In a farcical but dark comment during a televised interview Abu Bakr Abdul Karim, the interior minister's assistant for media, relations and human rights, was asked whether a number of individuals were "arrested or just missing?"

"There are no cases of arrests in Egypt," Karim answered.

Human rights organisations have documented the arrest of at least 23 journalists and thousands of detainees, at least 500 of which are juveniles in Egypt this year.

7. Hospitals in Egypt are better than in Britain 

"Hospitals in Egypt are better than those in Britain," said Egypt's minister of higher education Abdel Khalek when he met with Egyptian students studying at British universities.

Meanwhile, the World Health Organisation has expressed concerns over notable increase in bird flu cases in Egypt.

8. Fuel crisis? What Fuel crisis? 

Fuel consumption in Egypt currently stands at a stark 12-14 million tonnes a year, only seven million of which is produced domestically and at least five million imported to fill the shortage. 

For Egyptian minster of petroleum Tarek al-Molla however the problem is only in the mind.

"The fuel crisis in Egypt is imaginary," he said.

9. Everyone is working

At an event held by the Egyptian Forum for Youth and Employment, Egypt's Minister of Youth and Sports Khaled Abd al-Aziz assured participants that "statistics that say unemployment [in Egypt] is at 13% are untrue." 

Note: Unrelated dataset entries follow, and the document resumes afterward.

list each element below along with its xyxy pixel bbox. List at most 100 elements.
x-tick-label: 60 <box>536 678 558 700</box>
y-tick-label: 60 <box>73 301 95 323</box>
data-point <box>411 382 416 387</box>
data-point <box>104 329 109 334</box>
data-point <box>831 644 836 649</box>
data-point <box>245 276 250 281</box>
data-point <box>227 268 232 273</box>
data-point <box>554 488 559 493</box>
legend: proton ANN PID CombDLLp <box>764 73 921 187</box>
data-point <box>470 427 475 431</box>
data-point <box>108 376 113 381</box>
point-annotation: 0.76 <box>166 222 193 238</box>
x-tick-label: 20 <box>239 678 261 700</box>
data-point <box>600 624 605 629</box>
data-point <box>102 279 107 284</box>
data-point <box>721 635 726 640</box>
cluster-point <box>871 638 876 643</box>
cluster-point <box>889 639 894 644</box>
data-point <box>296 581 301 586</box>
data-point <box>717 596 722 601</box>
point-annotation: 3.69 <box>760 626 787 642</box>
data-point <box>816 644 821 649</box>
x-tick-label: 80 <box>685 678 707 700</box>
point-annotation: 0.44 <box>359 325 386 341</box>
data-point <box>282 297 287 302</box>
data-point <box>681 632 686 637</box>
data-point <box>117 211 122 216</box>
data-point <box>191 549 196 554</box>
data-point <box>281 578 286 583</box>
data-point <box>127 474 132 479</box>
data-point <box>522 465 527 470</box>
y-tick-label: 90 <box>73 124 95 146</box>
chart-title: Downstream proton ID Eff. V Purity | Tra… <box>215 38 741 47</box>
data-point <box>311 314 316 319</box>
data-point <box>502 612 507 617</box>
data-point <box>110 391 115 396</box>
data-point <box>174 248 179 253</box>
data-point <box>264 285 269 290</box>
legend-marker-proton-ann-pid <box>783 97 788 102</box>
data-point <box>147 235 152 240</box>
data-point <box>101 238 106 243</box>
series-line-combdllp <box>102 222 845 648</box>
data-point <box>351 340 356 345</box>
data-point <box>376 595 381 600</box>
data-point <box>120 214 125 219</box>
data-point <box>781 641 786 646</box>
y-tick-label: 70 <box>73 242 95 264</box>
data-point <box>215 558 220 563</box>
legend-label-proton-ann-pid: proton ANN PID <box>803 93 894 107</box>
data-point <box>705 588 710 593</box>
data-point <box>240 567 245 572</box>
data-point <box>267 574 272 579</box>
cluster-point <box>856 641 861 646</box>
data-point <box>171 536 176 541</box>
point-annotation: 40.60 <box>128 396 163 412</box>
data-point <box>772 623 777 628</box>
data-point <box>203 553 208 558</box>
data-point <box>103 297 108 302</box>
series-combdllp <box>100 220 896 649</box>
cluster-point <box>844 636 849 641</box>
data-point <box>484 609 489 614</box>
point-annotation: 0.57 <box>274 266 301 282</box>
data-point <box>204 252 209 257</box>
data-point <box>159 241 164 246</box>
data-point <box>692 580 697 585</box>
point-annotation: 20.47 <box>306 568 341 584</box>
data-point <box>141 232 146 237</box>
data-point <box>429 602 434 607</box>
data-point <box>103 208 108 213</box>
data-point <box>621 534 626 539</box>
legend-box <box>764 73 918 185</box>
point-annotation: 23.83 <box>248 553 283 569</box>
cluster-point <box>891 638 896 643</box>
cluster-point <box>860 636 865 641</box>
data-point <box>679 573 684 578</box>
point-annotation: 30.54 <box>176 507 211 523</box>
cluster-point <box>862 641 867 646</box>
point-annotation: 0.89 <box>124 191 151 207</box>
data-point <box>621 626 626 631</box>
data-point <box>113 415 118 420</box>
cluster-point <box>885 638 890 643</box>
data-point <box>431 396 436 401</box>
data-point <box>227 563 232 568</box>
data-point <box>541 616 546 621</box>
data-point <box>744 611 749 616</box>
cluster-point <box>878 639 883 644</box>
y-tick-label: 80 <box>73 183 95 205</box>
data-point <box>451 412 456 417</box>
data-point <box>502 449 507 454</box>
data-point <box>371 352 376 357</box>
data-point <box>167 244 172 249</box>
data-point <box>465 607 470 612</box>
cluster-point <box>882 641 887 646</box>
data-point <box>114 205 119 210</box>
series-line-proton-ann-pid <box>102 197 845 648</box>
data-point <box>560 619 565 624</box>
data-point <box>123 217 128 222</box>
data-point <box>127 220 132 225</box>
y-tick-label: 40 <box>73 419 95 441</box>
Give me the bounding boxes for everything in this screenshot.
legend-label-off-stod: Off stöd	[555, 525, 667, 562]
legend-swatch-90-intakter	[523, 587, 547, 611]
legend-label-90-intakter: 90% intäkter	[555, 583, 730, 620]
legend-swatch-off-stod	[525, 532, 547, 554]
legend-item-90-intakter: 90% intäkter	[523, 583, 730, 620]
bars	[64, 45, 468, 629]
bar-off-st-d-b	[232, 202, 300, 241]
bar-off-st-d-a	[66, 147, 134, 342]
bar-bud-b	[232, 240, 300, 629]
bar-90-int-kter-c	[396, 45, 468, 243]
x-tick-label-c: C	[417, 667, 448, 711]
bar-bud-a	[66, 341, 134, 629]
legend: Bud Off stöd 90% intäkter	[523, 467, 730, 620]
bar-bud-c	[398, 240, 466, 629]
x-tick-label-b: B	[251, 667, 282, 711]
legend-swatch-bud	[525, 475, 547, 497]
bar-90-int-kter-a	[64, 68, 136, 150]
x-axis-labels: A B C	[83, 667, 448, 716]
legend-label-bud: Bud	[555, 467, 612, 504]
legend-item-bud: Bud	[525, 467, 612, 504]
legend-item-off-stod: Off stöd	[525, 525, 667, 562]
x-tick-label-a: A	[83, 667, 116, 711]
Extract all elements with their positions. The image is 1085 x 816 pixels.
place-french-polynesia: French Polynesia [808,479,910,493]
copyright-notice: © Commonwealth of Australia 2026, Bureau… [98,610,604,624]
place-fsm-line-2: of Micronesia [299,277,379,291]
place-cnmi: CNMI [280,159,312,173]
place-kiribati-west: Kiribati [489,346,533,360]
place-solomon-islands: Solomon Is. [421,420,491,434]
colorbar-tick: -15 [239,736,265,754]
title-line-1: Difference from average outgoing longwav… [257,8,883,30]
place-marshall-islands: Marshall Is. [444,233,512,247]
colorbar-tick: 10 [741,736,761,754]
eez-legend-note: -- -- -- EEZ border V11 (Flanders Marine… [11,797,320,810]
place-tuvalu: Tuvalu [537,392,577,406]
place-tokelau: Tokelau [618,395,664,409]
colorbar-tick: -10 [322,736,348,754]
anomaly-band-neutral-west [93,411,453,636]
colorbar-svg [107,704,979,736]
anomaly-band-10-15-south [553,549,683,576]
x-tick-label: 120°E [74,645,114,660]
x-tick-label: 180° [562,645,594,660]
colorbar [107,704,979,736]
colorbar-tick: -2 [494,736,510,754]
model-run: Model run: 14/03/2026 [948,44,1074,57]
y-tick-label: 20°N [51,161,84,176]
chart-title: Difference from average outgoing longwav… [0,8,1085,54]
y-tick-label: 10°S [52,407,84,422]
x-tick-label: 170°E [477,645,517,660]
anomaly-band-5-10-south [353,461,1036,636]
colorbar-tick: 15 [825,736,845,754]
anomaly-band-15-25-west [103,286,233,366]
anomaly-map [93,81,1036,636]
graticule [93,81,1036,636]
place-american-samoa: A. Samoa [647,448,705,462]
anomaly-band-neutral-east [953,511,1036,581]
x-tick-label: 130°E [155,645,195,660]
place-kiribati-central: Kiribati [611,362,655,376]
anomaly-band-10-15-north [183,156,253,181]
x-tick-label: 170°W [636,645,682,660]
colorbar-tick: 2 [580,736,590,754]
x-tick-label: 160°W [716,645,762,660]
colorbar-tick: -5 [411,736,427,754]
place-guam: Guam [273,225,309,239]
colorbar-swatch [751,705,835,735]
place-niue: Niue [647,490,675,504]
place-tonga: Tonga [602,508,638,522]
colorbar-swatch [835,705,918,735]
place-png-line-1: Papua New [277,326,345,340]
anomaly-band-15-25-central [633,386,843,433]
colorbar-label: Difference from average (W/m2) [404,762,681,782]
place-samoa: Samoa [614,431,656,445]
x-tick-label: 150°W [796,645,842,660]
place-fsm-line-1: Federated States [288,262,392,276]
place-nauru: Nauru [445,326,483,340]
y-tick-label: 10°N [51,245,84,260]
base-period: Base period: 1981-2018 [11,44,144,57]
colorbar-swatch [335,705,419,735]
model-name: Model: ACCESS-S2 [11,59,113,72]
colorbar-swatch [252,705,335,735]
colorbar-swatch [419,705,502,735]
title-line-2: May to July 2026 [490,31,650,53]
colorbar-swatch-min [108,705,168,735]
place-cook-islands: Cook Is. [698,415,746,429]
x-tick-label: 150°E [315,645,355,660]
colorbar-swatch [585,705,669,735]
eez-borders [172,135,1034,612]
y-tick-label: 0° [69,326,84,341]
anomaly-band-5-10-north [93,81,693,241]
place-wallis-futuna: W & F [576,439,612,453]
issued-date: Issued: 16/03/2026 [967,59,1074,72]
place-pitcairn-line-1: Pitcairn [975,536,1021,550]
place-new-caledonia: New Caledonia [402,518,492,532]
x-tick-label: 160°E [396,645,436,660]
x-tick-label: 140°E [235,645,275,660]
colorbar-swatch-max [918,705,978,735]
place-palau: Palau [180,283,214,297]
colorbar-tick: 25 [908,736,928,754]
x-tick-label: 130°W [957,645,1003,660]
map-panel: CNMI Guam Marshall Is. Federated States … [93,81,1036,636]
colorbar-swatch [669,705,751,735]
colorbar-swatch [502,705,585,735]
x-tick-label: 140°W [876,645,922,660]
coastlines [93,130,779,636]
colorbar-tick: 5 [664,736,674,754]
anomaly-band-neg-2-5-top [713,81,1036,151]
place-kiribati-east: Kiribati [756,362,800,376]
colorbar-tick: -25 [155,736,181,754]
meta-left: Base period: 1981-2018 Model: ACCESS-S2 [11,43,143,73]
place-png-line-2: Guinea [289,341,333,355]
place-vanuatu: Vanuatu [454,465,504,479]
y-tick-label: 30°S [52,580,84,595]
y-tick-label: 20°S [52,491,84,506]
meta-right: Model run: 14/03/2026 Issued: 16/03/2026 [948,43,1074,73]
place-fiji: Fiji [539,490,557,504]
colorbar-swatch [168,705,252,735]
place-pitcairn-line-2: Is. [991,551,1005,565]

He then declared, likely to the surprise of many, "there is no unemployment in Egypt".

Latest figures by the World Bank show that 42% of 15-24 year olds are currently unemployed in Egypt.

The statements above naturally can only lead to one final conclusion: 

10. Egyptians are the happiest people in the world!

"The Egyptians are the happiest people in the world!" declared the Egyptian minister of planning, Ashraf al-Arab.

Arab was referring to a study released in April on the happiest nations in the world, in which Egypt ranked at 135 of 158.